言ったところで、私を憐れむ目が増えるだけ。


「ハハハ、そうだったな。いつも姉上は正しいのだ……」


「王太子殿下……?」


その一方で、皇帝の執務室。


皇帝は、側近の言葉を遮ることなく聞きながら、書類にサインをしていた。


「次に、フォルデン王国より、先の国王崩御と

それに伴う新王の即位について正式な使者が到着しております。

死因は急性の心筋梗塞とのことです」


報告を終えた側近が静かに頭を垂れる。

皇帝は手に持っていた書類から視線を上げ、

ふうと短く息を吐いた。


「……そうか。心筋梗塞か。あの男もまだ若かったはずだが、

何が起こるか分からんものだの。

健康には日頃から気をつけねばならん」


皇帝はそう呟くと、表情一つ変えずに机の端に置かれた書類の山を整えた。

感情的な動揺は見られない。

隣国の王の死は、帝国にとって「予定調和の事務連絡」の域を出ないからだ。


「それで、新王の着任式はいつだ?」


「はっ。来月の15日に執り行われる予定です」


「15日か。……であれば、例によって祝辞の使者を派遣しておく必要があるな。

外務省へその旨を伝えておけ。

過不足のない、無難な贈り物を選定させるように」


「承知いたしました」


「下がって良い。新王の動向に大きな変化があれば、その時また報告しろ。

今は国内の灌漑工事の進捗の方が優先事項だ」


「かしこまりました」


「さて、外交案件は以上だな。では次、国内の報告を」


「陛下、少しお耳に入れておきたいことが」

側近の一人が小さく声をだした。


「何か問題が起こったか?」


「はい。
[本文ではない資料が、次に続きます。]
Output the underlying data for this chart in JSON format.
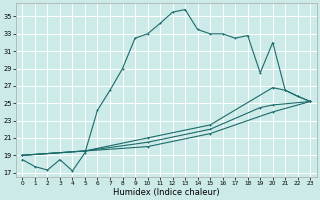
{
  "xlabel": "Humidex (Indice chaleur)",
  "bg_color": "#cceae7",
  "grid_color": "#b0d8d4",
  "line_color": "#1a6b6b",
  "xlim": [
    -0.5,
    23.5
  ],
  "ylim": [
    16.5,
    36.5
  ],
  "xticks": [
    0,
    1,
    2,
    3,
    4,
    5,
    6,
    7,
    8,
    9,
    10,
    11,
    12,
    13,
    14,
    15,
    16,
    17,
    18,
    19,
    20,
    21,
    22,
    23
  ],
  "yticks": [
    17,
    19,
    21,
    23,
    25,
    27,
    29,
    31,
    33,
    35
  ],
  "series1_x": [
    0,
    1,
    2,
    3,
    4,
    5,
    6,
    7,
    8,
    9,
    10,
    11,
    12,
    13,
    14,
    15,
    16,
    17,
    18,
    19,
    20,
    21,
    22,
    23
  ],
  "series1_y": [
    18.5,
    17.7,
    17.3,
    18.5,
    17.2,
    19.3,
    24.2,
    26.5,
    29.0,
    32.5,
    33.0,
    34.2,
    35.5,
    35.8,
    33.5,
    33.0,
    33.0,
    32.5,
    32.8,
    28.5,
    32.0,
    26.5,
    25.8,
    25.2
  ],
  "series2_x": [
    0,
    5,
    10,
    15,
    20,
    21,
    22,
    23
  ],
  "series2_y": [
    19.0,
    19.5,
    21.0,
    22.5,
    26.8,
    26.5,
    25.8,
    25.2
  ],
  "series3_x": [
    0,
    5,
    10,
    15,
    19,
    20,
    23
  ],
  "series3_y": [
    19.0,
    19.5,
    20.5,
    22.0,
    24.5,
    24.8,
    25.2
  ],
  "series4_x": [
    0,
    5,
    10,
    15,
    20,
    23
  ],
  "series4_y": [
    19.0,
    19.5,
    20.0,
    21.5,
    24.0,
    25.2
  ]
}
アリアドネ様が王太子の執務室へ行かれ、

現在、執務室は使い物にならないくらいに、荒れております」


「アリアドネは?」


「王太子妃と談笑中でございます」


「わかった。あやつの愛する婿殿に手をだしたのだ。

まったく、馬鹿な息子よ。

息子からしたら小型の台風かと思ったら

ハリケーンでボロボロにされた感じじゃろ。

そのままほっとけ。兄弟喧嘩など馬鹿らしい」


皇帝は再び手元の書類へと視線を戻し、ペンを走らせ始めた。

フォルデン王国の王の入れ替わりも、兄弟喧嘩も

帝国の地図を塗り替えるような大事件には発展しない。